Il cast dà vita a un Nabucco nel complesso dignitoso, musicalmente poco entusiasmante ; del resto la difficoltà acustica dell’Arena è ben nota e penalizza non poco orchestra e solisti. Spicca il timbro scuro e intenso di Amartuvshin Enkhbat, Nabucco possente che – ancorché privo di physique du rôle – risulta a suo agio nella parte, accurato nella dizione e nell’intenzione. Ottima prova anche per Rafal Siwek, stentoreo Zaccaria, basso dalla voce smaltata e ricca di armonici.
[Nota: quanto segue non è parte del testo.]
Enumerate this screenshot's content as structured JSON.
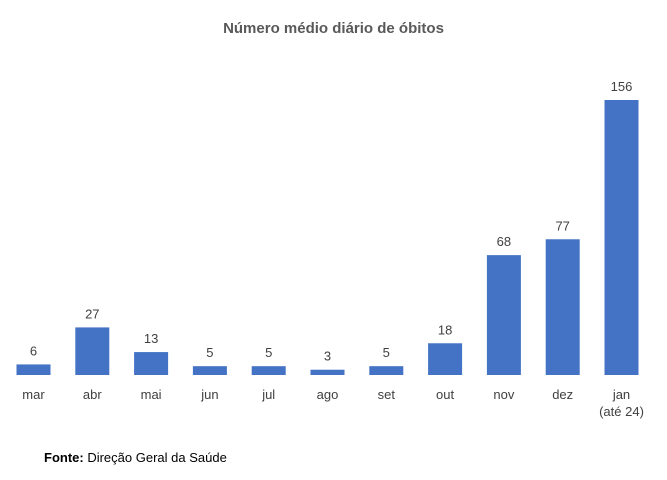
{
  "chart_data": {
    "type": "bar",
    "title": "Número médio diário de óbitos",
    "categories": [
      "mar",
      "abr",
      "mai",
      "jun",
      "jul",
      "ago",
      "set",
      "out",
      "nov",
      "dez",
      [
        "jan",
        "(até 24)"
      ]
    ],
    "values": [
      6,
      27,
      13,
      5,
      5,
      3,
      5,
      18,
      68,
      77,
      156
    ],
    "ylim": [
      0,
      156
    ],
    "grid": false,
    "bar_color": "#4472C4",
    "data_labels": true
  },
  "source": {
    "label": "Fonte:",
    "text": " Direção Geral da Saúde"
  }
}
L’Abigaille di Susanna Branchini lascia piuttosto indifferenti non spiccando per doti vocali né per interpretazione drammatica ; tende inoltre a farsi sopraffare dall’orchestra e pare non avere nulla del demoniaco proprio della complessa eroina verdiana. Più interessante Carmen Topciu nel ruolo di Fenena, voce cristallina e credibile piglio drammatico, che si manifesta nello splendido terzetto con Abigaille e Ismaele, musicalmente molto ben riuscito. Decisamente deludente invece Ismaele, interpretato da Luciano Ganci, tenore dalla bella voce ma dall’intonazione approssimativa e assai precaria.
Il coro, personaggio collettivo principale in Nabucco, porta avanti la sua parte più che egregiamente, a tratti affaticato dall’affollamento di comparse ed elementi scenografici. Un fatale fraintendimento con il direttore giunge proprio sull’akmè dei versi « Arpa d’or de’ fatidici vati », svista che riesce a inficiare l’aria corale – altrimenti splendidamente interpretata – anche nell’inevitabile bis, richiesto a furor di popolo. Anche il direttore Jordi Bernàcer si rivela completamente all’altezza del suo ruolo, con una direzione precisa ed energica, a tratti ruvida per venire a patti con il difficile ambiente acustico. Il sangue e il vigore del rude capolavoro verdiano sono comunque presenti e resi con efficacia.